⁴ Institute of New Drug Development, China Medical University, No. 91 Hsueh-Shih Rd., Taichung 40402, Taiwan.
⁵ Master Program for Pharmaceutical Manufacture, China Medical University, No. 91, Hsueh-Shih Rd., Taichung, 40402, Taiwan.
⁶ Department of Biological Science and Technology, China Medical University, Taichung Taiwan.
⁷ Department of Pharmacy, Chia Nan University of Pharmacy and Science, Tainan, Taiwan.
⁸ Department of Health and Nutrition Biotechnology, Asia University, Taichung 413, Taiwan.

PMID: 35702778
DOI: 10.2174/0929867329666220614094305

Abstract

Background: Type-2 diabetes is a chronic progressive metabolic disease resulting in severe vascular complications and mortality risk. Recently, DPP-4 inhibitors are conceived as a favorable class of agents for the treatment of type 2 diabetes due to the minimal side effects.

Methods: Sitagliptin is the first medicine approved for DPP-4 inhibitor. Its structure involved three fragments: 2,4,5-triflorophenyl fragment pharmacophore, enantiomerically β-amino carbonyl linker, and tetrahydrotriazolopyridine. Herein, we are drawn to the possibility of substituting tetrahydrotriazolopyridine motif present in Sitagliptin with a series of new fused pyrazolopyrimidine bicyclic fragment to investigate potency and safety.

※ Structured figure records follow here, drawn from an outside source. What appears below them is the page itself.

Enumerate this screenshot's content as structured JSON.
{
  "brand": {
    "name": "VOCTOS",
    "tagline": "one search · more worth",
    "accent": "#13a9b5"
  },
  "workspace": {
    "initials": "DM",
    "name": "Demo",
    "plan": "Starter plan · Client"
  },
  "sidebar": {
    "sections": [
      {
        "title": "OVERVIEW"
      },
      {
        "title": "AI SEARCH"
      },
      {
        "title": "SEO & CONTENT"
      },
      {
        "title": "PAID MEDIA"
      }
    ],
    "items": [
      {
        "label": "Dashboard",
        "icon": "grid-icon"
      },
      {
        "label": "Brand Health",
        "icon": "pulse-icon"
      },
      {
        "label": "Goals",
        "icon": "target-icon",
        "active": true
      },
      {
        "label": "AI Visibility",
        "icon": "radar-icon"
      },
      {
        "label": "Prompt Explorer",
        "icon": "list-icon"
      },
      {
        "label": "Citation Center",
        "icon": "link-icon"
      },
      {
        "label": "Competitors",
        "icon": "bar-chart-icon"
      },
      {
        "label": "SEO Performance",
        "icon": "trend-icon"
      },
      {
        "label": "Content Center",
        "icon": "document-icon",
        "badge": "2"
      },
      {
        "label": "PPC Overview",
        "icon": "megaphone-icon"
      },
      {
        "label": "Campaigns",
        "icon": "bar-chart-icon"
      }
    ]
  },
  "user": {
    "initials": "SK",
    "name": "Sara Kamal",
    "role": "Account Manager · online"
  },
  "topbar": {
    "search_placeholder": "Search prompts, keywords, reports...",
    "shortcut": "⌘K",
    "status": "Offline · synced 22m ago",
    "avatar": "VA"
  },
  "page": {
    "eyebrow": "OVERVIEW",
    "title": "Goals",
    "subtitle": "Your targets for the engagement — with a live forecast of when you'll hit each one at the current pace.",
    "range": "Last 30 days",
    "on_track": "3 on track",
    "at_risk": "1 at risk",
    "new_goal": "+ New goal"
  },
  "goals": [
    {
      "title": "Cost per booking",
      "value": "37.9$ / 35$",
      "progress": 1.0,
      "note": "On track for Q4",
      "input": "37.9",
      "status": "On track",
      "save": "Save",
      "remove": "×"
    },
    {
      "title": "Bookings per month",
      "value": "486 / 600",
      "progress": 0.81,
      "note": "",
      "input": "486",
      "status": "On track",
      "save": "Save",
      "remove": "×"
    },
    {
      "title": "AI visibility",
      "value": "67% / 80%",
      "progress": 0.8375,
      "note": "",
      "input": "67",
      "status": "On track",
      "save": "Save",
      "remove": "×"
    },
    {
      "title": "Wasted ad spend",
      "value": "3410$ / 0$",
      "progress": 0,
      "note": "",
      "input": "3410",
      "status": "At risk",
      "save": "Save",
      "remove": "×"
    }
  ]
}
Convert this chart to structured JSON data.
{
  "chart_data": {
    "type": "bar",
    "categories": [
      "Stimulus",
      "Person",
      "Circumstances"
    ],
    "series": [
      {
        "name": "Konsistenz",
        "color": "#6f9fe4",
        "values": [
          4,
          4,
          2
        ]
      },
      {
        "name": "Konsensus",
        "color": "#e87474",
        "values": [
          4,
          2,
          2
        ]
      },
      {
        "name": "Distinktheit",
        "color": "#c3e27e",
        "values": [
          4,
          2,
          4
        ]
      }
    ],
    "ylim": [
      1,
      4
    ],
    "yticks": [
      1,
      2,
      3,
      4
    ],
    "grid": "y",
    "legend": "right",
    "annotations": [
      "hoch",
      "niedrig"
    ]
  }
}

Results: Two series of fused 6-(aminomethyl)pyrazolopyrimidine and 6-(hydroxymethyl)pyrazolopyrimidine derivatives containing β-amino ester or amide as linkers were successfully designed for the new DPP-4 inhibitors. Most fused 6-methylpyrazolopyrimidines were evaluated against DPP-4 inhibition and selectivity capacity. Based on research study, β-amino carbonyl fused 6-(hydroxymethyl)pyrazolopyrimidine possesses the significant DPP-4 inhibition (IC50 ≤ 59.8 nM) and presents similar with Sitagliptin (IC50 = 28 nM). Particularly, they had satisfactory selectivity over DPP-8 and DPP-9, except for QPP.

Conclusion: β-Amino esters and amides fused 6-(hydroxymethyl)pyrazolopyrimidine were developed as the new DPP-4 inhibitors. Those compounds with a methyl group or hydrogen in N-1 position and methyl substituted group in C-3 of pyrazolopyrimidine moiety showed better potent DPP-4 inhibition (IC50 = 21.4-59.8 nM). Furthermore, they had satisfactory selectivity over DPP-8 and DPP-9 Finally, the docking results revealed that compound 9n was stabilized at DPP-4 active site and would be a potential lead drug.

Keywords: 6-(Aminomethyl)pyrazolopyrimidine; 6-(Hydroxymethyl)pyrazolopyrimidine; DPP-4 Inhibitors; Pyrazolopyrimidine; Sitagliptin; β-Amino amide; β-Amino ester.